Why Good People Do Bad Things: The Power of Temptation

How many times have you told yourself, I don't need that doughnut/cigarette/new pair of shoes, thinking that you'd gotten your urge under control, only to go back for that item of temptation later? If you think of yourself as someone with restraint, but often give in to temptation, you're not the only one.

A new study led by Loran Nordgren, an assistant professor at Northwestern University's Kellogg School of Management, "demonstrates that individuals believe they have more restraint than they actually possess, ultimately leading to poor decision making," according to a Kellogg press release.
The study found that people in non-impulsive states often underestimate how they will react when they find themselves in an impulsive state. To return to the doughnut example, a dieter who just returned to work from a satisfying lunch may be confident he can avoid that box of Krispy Kremes in the break room for the rest of the day. However, come four o'clock he will probably be eating one.

The study has bigger implications than cheating on a diet, of course.

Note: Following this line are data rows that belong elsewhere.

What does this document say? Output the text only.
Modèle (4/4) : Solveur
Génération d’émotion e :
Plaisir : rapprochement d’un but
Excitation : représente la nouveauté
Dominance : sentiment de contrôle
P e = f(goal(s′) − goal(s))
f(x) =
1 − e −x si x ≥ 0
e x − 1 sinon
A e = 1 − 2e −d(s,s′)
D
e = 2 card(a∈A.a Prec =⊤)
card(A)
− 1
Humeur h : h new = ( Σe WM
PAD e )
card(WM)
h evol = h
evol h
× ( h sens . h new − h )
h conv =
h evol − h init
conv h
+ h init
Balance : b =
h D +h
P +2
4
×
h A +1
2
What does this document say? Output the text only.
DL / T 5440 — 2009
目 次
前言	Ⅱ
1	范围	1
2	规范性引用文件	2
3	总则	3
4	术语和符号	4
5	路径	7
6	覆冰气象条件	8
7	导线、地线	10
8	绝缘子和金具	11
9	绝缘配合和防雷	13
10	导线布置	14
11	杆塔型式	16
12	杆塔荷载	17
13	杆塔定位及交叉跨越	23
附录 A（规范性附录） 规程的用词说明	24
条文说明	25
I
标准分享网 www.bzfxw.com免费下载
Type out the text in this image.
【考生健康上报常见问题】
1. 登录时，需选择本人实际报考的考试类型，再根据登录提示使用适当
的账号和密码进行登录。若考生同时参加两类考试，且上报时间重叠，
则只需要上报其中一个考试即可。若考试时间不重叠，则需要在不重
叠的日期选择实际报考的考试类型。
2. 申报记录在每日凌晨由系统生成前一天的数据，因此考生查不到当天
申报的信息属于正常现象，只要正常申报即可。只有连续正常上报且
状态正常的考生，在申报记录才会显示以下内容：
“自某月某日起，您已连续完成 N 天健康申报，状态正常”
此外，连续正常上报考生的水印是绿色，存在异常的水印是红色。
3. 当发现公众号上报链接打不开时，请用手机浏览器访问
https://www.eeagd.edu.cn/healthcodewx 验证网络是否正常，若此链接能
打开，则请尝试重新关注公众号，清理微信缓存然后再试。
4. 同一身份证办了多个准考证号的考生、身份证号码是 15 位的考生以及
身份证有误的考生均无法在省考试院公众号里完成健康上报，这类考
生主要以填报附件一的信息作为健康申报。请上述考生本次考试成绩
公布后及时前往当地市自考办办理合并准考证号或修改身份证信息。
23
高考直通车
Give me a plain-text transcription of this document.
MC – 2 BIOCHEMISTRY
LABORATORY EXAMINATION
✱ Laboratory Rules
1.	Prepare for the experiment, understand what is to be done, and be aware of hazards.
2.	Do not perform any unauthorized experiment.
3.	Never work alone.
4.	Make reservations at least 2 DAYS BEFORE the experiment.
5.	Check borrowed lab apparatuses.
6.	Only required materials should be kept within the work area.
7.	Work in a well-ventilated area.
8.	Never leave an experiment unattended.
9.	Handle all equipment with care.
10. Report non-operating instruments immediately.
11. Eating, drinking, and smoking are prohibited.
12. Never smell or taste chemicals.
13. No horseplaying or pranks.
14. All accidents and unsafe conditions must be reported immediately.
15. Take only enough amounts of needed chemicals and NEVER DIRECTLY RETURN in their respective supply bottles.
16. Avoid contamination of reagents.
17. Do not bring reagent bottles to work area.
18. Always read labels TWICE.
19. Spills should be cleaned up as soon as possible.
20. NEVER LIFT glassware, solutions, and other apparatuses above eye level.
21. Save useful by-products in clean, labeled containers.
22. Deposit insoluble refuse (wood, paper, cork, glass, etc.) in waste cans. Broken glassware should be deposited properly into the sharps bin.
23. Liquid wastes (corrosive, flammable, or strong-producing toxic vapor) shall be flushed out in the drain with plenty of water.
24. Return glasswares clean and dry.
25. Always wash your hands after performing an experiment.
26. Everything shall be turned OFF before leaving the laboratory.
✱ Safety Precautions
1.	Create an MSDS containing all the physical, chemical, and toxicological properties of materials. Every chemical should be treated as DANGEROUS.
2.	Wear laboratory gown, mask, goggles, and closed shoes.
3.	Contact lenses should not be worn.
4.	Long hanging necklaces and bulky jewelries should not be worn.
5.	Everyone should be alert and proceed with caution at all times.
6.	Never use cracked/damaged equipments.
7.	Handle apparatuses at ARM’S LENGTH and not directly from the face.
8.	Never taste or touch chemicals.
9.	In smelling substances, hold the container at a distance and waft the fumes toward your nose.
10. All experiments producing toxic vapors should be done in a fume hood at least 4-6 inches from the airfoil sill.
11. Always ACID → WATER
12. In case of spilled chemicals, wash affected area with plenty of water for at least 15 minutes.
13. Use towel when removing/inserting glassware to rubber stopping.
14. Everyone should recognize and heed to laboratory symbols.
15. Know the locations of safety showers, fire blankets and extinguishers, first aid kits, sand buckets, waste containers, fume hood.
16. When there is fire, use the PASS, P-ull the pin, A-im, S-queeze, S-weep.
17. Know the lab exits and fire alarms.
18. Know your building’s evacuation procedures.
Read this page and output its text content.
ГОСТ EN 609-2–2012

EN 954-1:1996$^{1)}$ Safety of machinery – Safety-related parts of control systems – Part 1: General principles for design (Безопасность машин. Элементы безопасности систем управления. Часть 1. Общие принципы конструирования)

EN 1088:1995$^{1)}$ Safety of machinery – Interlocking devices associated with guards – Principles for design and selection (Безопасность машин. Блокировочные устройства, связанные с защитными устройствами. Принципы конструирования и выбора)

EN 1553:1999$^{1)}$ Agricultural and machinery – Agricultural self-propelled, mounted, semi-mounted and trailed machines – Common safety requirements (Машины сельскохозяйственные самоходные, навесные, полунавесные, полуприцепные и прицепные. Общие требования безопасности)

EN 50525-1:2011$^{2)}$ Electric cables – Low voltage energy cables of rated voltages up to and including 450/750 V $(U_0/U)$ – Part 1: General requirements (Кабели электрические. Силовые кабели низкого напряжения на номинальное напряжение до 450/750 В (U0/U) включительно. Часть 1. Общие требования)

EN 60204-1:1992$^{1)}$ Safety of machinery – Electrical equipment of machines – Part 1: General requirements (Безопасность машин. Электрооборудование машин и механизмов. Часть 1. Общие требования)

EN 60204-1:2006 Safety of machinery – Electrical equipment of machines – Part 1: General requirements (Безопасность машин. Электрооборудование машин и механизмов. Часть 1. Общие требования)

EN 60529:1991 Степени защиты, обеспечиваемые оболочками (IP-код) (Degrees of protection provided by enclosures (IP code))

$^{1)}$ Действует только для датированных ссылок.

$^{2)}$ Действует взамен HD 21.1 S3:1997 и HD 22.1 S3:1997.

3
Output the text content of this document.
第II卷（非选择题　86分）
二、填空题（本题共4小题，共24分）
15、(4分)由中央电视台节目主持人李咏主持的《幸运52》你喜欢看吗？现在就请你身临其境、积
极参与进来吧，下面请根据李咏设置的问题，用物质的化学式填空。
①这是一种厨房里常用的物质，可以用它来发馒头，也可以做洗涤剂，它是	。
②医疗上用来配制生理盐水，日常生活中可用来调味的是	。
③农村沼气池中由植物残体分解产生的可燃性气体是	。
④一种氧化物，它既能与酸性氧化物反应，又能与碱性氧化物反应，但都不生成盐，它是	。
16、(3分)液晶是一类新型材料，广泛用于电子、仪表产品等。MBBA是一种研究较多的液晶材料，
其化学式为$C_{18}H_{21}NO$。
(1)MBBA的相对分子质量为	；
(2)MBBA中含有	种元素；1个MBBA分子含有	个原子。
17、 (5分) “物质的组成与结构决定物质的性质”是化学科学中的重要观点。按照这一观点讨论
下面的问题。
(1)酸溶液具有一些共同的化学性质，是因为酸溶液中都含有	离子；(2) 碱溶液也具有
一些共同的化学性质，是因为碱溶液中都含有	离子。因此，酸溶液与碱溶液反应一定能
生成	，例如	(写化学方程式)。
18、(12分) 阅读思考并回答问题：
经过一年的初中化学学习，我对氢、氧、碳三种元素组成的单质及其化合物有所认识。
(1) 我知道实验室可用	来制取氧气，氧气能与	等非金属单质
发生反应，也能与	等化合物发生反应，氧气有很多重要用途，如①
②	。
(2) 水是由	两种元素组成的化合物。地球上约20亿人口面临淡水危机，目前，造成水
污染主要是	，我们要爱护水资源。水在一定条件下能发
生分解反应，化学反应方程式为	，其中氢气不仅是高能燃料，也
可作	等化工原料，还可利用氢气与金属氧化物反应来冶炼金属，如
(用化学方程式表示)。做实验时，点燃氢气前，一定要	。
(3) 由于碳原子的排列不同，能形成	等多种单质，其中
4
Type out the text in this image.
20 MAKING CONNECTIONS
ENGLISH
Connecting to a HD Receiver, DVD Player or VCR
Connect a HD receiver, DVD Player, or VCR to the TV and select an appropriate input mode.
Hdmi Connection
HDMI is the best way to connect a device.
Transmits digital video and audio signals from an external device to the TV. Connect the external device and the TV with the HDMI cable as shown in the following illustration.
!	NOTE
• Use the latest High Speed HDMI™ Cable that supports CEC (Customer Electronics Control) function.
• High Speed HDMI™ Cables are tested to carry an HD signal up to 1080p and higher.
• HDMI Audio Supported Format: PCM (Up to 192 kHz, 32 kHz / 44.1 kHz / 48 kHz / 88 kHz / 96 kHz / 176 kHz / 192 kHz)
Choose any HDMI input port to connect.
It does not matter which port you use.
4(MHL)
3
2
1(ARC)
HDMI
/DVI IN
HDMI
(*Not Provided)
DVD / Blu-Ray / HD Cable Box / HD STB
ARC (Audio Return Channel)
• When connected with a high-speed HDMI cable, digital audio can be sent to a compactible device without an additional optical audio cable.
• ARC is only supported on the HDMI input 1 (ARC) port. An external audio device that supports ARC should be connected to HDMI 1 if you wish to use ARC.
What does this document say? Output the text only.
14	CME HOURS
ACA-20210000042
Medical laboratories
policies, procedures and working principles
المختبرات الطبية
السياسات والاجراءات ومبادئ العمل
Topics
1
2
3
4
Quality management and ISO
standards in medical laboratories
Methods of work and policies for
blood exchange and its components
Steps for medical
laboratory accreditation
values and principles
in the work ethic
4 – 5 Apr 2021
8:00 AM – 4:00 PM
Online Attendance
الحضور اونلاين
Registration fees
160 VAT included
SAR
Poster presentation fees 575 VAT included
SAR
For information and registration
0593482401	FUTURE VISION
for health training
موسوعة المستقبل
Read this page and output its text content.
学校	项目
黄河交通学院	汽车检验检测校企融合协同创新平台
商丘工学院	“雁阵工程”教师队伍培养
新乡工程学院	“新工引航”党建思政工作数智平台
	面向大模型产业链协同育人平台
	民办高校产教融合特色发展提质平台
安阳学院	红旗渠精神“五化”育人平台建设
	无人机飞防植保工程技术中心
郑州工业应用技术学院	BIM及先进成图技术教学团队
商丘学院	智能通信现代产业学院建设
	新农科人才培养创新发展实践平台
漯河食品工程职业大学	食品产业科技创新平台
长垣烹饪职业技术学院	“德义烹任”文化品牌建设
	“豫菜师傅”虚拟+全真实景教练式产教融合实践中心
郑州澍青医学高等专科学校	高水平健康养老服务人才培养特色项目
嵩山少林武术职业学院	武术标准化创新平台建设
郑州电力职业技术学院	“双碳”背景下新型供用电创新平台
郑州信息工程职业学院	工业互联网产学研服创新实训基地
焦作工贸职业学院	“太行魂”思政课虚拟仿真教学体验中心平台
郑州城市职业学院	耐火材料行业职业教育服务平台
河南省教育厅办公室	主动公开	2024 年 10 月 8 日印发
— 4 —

According to Nordgren, "While our study focused on personal behaviors like smoking and eating, it is easy to apply our findings to a broader context. Understanding the power of temptation, you might also ask about the extent to which we need oversight or regulatory guidelines for business and political leaders."

While the study does not include advice for strengthening one's willpower, simply being aware of the power of temptation can help managers stay vigilant against the threat of workplace wrongdoing. It can also help guard against overconfidence.

"People are not good at anticipating the power of their urges, and those who are the most confident about their self-control are the most likely to give into temptation," said Nordgren. "The key is simply to avoid any situations where vices and other weaknesses thrive and, most importantly, for individuals to keep a humble view of their willpower."